At that time, all of those individuals knew that I was firm on my decision not to interfere with the discretion of the director of public prosecutions, and having conversations about hiring external legal counsels in that environment is entirely inappropriate.

Let us be clear on one thing here. Gerry Butts, in his very dishonest testimony, seemed to suggest that all he was asking for was that she get a second opinion, like if someone goes to a doctor and gets a prognosis that one is not sure about, one can just go and get a second opinion. We now know from text messages, which have been tabled in the House, that Gerald Butts believed that a second opinion was already determined in what the opinion would be. In other words, he knew what that second opinion would say before even asking for it.

The former attorney and her team questioned what would happen if the second opinion did not back up his desire for her to interfere and offer a DPA. In reply, Gerry Butts said that it would not say that. In other words, he knew exactly what the second opinion would say.

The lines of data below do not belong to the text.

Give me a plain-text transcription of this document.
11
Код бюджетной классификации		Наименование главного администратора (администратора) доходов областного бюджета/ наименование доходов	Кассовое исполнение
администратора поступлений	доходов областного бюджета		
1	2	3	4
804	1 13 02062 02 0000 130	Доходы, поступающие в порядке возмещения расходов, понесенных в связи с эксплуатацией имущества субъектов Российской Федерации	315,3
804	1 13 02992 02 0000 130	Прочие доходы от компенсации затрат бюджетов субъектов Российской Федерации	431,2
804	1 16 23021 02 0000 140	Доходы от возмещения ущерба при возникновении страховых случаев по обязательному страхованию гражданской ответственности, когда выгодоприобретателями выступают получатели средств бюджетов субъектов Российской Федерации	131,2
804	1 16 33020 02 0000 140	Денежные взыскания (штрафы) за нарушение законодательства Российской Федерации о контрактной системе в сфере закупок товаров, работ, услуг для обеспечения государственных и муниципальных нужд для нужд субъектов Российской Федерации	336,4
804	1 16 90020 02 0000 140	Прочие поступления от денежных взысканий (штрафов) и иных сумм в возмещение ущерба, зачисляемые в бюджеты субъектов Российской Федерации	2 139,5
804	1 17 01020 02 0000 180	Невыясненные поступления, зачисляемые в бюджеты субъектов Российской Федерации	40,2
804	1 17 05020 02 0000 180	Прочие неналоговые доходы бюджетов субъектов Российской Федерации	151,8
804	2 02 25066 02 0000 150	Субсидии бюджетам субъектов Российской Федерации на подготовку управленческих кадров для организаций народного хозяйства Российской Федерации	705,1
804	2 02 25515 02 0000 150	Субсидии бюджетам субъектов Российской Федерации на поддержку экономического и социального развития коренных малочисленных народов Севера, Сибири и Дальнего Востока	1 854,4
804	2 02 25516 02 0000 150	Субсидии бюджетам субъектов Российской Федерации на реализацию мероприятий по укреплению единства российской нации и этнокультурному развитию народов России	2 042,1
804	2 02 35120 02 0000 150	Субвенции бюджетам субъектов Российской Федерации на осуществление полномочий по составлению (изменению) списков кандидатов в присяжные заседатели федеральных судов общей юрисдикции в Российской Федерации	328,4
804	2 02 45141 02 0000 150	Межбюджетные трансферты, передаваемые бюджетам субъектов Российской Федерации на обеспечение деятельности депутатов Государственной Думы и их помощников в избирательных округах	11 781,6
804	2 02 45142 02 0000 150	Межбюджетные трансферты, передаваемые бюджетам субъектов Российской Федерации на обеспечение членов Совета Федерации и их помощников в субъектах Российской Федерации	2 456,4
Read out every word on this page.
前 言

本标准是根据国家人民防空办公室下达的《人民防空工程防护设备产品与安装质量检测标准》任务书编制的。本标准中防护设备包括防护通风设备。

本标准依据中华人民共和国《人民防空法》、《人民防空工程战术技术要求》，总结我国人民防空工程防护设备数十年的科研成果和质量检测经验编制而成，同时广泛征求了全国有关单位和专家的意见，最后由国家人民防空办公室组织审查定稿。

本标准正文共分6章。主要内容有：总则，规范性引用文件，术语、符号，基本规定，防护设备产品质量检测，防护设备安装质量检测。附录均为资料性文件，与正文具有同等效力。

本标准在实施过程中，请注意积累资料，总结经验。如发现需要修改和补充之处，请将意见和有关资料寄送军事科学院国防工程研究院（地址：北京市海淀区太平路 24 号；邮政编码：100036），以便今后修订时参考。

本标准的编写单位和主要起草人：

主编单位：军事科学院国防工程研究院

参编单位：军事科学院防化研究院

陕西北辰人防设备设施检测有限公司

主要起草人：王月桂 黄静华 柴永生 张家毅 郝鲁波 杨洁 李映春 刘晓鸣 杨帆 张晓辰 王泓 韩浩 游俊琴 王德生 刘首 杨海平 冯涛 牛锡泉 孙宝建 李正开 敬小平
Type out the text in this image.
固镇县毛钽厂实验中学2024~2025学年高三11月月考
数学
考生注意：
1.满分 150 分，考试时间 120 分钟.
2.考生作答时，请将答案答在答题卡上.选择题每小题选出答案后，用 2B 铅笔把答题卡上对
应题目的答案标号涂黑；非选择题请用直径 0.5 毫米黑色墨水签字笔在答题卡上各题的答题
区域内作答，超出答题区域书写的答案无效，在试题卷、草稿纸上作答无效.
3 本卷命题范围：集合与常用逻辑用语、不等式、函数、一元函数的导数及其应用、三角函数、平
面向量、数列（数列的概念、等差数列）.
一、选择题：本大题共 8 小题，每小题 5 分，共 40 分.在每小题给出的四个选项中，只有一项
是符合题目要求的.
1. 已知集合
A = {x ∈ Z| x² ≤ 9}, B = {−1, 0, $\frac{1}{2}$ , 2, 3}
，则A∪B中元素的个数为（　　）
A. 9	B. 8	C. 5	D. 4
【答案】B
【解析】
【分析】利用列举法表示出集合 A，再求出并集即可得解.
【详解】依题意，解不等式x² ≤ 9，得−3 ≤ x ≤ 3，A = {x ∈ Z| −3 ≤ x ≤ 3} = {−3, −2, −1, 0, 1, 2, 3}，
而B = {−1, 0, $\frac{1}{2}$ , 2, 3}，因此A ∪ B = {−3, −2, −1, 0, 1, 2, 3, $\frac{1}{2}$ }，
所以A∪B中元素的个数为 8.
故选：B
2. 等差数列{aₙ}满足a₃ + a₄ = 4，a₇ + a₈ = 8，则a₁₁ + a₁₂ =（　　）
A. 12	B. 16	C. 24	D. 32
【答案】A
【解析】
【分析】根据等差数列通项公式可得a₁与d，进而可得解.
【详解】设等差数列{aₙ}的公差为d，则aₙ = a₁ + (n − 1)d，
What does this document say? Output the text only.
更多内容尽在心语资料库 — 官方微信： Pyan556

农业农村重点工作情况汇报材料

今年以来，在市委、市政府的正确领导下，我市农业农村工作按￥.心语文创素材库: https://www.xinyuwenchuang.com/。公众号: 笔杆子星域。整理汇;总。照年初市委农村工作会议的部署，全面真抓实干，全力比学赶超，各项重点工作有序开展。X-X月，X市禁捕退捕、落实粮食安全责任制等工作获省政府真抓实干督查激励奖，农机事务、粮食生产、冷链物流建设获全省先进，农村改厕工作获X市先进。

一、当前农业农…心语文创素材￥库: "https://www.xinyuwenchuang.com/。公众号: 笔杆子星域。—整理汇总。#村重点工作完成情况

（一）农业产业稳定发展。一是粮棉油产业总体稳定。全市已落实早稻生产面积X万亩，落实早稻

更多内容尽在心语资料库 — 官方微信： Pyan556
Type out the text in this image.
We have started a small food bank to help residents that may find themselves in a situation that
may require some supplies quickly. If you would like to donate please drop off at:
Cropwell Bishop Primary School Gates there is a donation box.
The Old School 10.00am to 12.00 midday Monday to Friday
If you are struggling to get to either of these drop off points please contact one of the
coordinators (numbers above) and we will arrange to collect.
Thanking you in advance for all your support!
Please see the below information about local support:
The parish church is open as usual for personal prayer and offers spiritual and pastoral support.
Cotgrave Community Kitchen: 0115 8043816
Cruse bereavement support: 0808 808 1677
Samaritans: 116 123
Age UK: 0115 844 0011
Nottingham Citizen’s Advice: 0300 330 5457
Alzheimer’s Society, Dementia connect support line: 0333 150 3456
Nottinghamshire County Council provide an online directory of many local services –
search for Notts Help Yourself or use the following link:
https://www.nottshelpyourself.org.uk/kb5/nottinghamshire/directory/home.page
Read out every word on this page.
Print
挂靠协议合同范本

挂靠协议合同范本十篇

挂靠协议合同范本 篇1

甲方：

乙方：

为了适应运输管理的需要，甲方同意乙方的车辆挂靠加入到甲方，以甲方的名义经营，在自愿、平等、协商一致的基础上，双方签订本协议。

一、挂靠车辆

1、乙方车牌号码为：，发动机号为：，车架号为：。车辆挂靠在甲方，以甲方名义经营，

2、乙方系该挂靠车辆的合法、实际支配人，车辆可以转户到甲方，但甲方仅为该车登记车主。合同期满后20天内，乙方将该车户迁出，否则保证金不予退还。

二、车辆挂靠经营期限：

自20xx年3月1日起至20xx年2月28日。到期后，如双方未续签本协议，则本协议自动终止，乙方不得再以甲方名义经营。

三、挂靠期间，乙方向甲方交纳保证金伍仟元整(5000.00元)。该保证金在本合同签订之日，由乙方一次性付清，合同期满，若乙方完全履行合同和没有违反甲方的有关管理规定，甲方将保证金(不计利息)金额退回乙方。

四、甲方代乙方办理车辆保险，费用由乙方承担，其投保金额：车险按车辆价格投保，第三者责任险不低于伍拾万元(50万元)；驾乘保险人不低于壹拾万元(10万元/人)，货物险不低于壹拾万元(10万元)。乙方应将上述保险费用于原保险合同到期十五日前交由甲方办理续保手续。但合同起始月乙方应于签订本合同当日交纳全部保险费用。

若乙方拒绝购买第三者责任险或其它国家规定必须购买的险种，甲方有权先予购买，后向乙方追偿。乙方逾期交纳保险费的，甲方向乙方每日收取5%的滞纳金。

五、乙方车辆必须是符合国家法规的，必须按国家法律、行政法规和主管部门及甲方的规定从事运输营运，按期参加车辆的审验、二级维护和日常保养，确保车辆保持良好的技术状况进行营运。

It was rigged from the start and it was an attempt to manipulate the former attorney general and force her through a rigged second opinion to interfere and allow SNC-Lavalin to avoid a trial.

Let us put to rest once and for all the manipulative comments of Gerry Butts when he claimed that this was merely an attempt to get another legal scholar involved. It was nothing of the sort. It was attempt to rig the process and hand her an opinion for which the outcome was predetermined.

However, the former attorney general goes on in her testimony. She is speaking again about PMO adviser Mathieu Bouchard. She said:

I will say, with respect to the conversations you mentioned, and Mathieu Bouchard's remarks about an individual prosecutor's opinion being different from that of the director of public prosecutions, I can't help but wonder why he would bring that up. How would he know that? How had he garnered that information?

For context, what she is talking about is Mathieu Bouchard's, senior PMO adviser, claim to have direct knowledge of disagreements between the top prosecutor and the Crown attorney assigned to this particular trial. The fact that the Prime Minister's Office at the highest levels was knowledgeable about internal discussions within the office of the director of public prosecutions suggests something very ominous that we have not yet examined, and it is this.

We already know that the PMO, the finance minister and their staff interfered with the former attorney general. We already know, through 41 pages of text, journal entries and also audio recordings, that this happened. It is not even really disputed anymore. However, what we do not yet know is whether there was similar pressure from the Prime Minister's team directly to the office of the director of public prosecutions.

In order to give viewers who might not understand the superstructure of this situation, we have the Prime Minister's Office, the Attorney General's Office and then on the other side we have the director of public prosecutions. That director is responsible for prosecuting all federal offences except for those that fall to provincial Crown attorneys. In other words, this director is responsible for prosecuting SNC-Lavalin on the charges of fraud and bribery.

We know the Prime Minister was interfering with his attorney general. We know he was trying to get her to interfere with the director of public prosecutions. What we do not know yet is whether the Prime Minister's Office might have actually gone around the former attorney general directly to the office of the director of public prosecutions. However, the fact that this senior adviser was knowledgeable about internal discussions in the office of the director suggests that may well have happened. If there is some other explanation, for example, that SNC-Lavalin was feeding information from its talks with the director over to the PMO, it would be equally problematic. At the very least, we should know the truth.

How did Mathieu Bouchard, a senior PMO adviser, come to know about the internal discussions and the alleged disagreements that were ongoing in the office of the director of public prosecutions?

Financial Statement of Minister of FinanceThe BudgetGovernment Orders

11:15 a.m.

An hon. member

Did they ask him at the justice committee?